Facing Apocalypse: Climate, Democracy, and Other Last Chances

By Catherine Keller. Orbis Books, 2021. 176 pages. $26/paperback; $21.50/eBook.

Catherine Keller has been absorbed by planetary crisis since publishing in 1996 Apocalypse Now and Then: A Feminist Guide to the End of the World. But the power of her theological writings doesn’t simply lie in her application of feminist and environmentalist perspectives to sacred documents. Her new book, Facing Apocalypse, offers a vibrant display of her “dreamreading” technique, which goes beyond academic analysis to unpack the poetic imagery in the Book of Revelation—perhaps the most famous section of the New Testament after the gospels themselves.

Like many recent authors taking on Revelation, Keller is quick to point out that John of Patmos was not predicting the future. His elaborate “waking nightmare” should not be read as a literal blueprint for the End Times, and any similarities we think we see between Revelation’s contents and current events is strictly coincidental. John was a prophet, however, in the fuller sense of the term: he saw that the society around him had fallen out of alignment with God’s values, and delivered as emphatic a warning as he could of the consequences, if this were allowed to continue. And, of course, that misalignment has been allowed to continue over the last two millennia: “A destructive pattern of global power already at work in John’s time has undergone epochs of dramatic change,” Keller warns. “But it has not been laid to rest.”

In Keller’s “dreamreading,” we see John struggling to cope with life under an unbearably corrupt imperial power. The intense imagery of scenes like Babylon the Great riding atop her scarlet seven-headed beast, to take one famous example, was a way of processing that trauma—and of imagining a way out of it.

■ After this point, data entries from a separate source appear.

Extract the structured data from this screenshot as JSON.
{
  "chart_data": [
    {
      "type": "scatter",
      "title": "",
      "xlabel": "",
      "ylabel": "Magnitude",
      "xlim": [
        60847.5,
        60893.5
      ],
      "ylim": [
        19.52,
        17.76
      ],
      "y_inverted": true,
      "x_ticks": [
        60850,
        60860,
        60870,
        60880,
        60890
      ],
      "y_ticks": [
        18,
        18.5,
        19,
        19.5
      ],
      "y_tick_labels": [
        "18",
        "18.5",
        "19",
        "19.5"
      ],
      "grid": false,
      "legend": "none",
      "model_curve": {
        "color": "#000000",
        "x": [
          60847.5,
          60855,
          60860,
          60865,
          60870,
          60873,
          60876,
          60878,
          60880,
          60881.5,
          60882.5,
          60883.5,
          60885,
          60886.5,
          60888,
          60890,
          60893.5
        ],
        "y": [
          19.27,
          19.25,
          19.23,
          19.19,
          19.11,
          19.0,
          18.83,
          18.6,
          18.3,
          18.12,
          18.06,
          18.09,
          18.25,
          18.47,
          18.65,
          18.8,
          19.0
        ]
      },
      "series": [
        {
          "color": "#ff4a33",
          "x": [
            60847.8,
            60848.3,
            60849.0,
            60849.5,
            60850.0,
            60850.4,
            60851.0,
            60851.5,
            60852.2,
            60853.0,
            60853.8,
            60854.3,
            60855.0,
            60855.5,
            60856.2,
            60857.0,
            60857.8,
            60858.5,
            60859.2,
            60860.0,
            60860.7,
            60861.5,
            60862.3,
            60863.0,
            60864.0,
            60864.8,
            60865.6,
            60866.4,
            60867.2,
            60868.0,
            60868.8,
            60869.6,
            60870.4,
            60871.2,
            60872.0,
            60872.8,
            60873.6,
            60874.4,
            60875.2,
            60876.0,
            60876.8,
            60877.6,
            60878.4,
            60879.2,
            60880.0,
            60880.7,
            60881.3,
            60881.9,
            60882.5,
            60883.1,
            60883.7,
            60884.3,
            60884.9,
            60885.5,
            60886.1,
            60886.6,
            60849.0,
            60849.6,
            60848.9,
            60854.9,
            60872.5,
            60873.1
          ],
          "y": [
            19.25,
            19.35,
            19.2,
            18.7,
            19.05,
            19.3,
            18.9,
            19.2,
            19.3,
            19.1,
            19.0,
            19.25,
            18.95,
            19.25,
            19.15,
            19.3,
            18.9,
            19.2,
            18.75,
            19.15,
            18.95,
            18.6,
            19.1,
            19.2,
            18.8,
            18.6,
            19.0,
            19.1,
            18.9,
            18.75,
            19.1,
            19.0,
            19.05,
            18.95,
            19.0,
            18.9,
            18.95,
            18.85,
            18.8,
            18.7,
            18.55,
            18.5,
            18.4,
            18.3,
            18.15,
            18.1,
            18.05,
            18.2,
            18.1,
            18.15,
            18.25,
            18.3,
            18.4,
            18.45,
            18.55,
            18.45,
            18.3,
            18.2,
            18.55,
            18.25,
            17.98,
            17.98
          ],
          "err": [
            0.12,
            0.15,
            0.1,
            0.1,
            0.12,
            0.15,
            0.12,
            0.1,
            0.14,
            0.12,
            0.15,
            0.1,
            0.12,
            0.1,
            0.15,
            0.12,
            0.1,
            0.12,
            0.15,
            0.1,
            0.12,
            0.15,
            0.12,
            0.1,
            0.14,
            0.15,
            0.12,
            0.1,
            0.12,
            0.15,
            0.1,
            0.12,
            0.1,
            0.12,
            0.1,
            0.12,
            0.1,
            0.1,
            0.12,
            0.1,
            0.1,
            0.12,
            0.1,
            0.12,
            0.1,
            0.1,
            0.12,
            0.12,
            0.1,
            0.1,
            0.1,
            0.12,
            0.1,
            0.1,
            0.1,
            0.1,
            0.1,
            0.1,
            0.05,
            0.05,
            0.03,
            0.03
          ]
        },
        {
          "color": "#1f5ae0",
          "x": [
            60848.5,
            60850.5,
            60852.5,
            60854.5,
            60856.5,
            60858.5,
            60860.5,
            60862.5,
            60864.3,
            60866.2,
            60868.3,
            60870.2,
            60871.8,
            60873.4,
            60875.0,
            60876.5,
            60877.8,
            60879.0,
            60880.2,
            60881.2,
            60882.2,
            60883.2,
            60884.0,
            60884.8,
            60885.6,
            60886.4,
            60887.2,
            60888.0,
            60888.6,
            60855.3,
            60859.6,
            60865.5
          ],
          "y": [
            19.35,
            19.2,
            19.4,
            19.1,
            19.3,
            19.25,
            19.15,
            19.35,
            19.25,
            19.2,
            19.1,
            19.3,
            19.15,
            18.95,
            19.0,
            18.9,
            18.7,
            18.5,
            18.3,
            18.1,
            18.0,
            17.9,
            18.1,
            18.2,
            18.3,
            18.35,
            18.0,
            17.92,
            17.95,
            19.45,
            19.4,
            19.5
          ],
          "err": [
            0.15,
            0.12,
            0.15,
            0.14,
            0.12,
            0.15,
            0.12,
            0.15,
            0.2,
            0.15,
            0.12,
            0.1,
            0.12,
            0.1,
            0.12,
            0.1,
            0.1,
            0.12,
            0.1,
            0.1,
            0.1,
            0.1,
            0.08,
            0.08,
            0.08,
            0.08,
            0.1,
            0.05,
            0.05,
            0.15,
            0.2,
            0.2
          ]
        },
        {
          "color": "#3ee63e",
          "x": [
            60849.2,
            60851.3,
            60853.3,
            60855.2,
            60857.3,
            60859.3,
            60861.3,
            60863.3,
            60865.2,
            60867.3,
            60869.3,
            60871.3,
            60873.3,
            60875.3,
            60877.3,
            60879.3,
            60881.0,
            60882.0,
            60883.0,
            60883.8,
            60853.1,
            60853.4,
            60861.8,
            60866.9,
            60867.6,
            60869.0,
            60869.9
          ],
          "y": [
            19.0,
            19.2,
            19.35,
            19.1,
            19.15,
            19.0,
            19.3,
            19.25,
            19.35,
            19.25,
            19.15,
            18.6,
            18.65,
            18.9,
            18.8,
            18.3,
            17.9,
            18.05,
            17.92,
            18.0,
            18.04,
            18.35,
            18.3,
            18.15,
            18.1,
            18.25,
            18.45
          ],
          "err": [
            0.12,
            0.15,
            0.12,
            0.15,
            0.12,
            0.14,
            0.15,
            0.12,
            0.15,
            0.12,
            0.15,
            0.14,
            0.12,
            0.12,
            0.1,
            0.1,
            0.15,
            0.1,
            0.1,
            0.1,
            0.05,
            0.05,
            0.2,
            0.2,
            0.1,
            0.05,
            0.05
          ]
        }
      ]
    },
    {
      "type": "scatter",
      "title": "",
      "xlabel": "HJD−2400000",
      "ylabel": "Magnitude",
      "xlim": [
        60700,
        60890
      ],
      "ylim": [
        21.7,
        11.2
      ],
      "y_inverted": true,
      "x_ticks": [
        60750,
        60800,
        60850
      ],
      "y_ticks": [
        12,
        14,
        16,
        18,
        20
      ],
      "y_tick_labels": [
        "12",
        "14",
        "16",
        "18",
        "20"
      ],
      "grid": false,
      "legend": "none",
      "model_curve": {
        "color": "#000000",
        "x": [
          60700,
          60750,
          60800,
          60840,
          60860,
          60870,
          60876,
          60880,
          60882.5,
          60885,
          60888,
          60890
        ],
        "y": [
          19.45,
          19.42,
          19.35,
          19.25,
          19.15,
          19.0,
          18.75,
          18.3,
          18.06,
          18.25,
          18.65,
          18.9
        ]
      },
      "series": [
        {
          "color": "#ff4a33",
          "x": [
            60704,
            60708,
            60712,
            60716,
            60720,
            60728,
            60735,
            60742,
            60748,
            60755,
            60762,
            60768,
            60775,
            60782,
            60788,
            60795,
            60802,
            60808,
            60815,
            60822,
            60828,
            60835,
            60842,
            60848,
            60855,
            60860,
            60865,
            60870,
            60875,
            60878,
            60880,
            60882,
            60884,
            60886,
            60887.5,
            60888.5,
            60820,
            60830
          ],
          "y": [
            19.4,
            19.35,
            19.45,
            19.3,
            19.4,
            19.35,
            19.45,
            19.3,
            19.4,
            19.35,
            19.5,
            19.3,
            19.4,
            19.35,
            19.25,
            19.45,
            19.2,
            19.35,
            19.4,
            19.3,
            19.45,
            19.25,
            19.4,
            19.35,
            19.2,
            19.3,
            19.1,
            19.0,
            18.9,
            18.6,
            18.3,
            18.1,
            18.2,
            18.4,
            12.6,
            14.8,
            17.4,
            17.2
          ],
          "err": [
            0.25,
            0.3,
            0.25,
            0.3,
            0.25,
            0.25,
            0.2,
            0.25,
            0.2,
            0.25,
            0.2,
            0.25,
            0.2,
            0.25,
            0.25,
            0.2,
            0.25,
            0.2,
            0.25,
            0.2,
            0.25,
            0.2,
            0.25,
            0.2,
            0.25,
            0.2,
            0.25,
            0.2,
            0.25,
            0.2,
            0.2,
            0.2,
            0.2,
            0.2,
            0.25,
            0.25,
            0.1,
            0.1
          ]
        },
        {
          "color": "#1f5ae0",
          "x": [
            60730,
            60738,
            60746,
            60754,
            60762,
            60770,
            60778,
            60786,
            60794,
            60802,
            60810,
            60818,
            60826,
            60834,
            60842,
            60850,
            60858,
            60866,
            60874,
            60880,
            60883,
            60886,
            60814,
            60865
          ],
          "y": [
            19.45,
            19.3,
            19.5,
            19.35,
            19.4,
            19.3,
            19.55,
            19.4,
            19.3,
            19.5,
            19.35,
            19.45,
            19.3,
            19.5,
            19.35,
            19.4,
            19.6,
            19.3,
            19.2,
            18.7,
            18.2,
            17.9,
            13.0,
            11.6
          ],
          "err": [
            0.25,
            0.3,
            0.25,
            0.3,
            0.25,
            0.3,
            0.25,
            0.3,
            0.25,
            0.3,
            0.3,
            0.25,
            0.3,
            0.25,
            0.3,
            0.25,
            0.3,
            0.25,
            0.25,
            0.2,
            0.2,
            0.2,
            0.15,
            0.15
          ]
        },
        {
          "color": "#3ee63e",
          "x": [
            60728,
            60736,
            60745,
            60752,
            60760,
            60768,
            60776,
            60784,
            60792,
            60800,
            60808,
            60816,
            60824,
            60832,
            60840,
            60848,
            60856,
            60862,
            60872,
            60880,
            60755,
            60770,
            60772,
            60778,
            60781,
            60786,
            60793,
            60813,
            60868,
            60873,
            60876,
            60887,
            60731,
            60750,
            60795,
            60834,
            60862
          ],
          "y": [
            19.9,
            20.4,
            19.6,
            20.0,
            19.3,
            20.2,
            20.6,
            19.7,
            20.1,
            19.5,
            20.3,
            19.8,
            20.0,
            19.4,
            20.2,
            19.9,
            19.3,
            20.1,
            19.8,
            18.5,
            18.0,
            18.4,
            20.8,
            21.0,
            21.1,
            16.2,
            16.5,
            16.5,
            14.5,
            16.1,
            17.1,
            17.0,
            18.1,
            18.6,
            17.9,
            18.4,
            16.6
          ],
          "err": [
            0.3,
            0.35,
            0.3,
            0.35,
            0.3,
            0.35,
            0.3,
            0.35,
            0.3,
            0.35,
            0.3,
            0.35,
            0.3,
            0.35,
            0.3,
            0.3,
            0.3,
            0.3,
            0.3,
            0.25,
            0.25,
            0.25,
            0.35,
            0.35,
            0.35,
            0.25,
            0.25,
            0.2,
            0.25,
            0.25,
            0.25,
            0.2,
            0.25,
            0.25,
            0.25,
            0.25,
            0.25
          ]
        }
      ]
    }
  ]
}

Keller is also careful to point out the ways in which John’s fantasy contradicts Jesus’s good news. For example, after presenting the New Jerusalem as, in Keller’s words, “a systemic structure of joyful justice, an architecture of cosmic care,” an angel tells John it is not an all-access utopia. Only those who toe the line “may enter in through the gates into the city.” The angel advises, “if any man shall take away from the words of the book of this prophecy, God shall take away his part out of the book of life, and out of the holy city, and from the things which are written in this book” (Rev. 22:14,19 KJV). John was as susceptible to resentment as any other human, Keller reminds us, and his story reflects a desire to see his persecutors suffer as much as it reflects his optimism.

Optimism is key here. Certainly in the early decades of the twenty-first century, we find ourselves in a moment where the end of the world as we know it seems not merely possible but increasingly probable, particularly given the reluctance of the corporate beasts of capitalism to change their destructive behavior in anything but the smallest of ways. But people have long lived with similar anxieties. Rather than attempt to purge them from our collective consciousness, Keller recommends an attitude of “apocalyptic mindfulness,” a full recognition of “the unspeakable catastrophes that may become inevitable if we do not speak.”

Being mindful of the risks posed by the climate crisis, or the rise of fascist political movements, does not mean accepting such catastrophes as faits accomplis. Instead, Keller urges us, the goal is “to move out of isolating paralysis and into healing action.” Direct action is, of course, essential, but we should also keep an eye out for the contemporary prophets who are dreamreading current events and spinning out their own recuperative visions. Perhaps some of us might even be those prophets, our revelations waiting to be brought forward.


Ron Hogan is the audience development specialist at Friends Publishing Corporation and the author of Our Endless and Proper Work: Starting (and Sticking to) Your Writing Practice (Belt Publishing, 2021).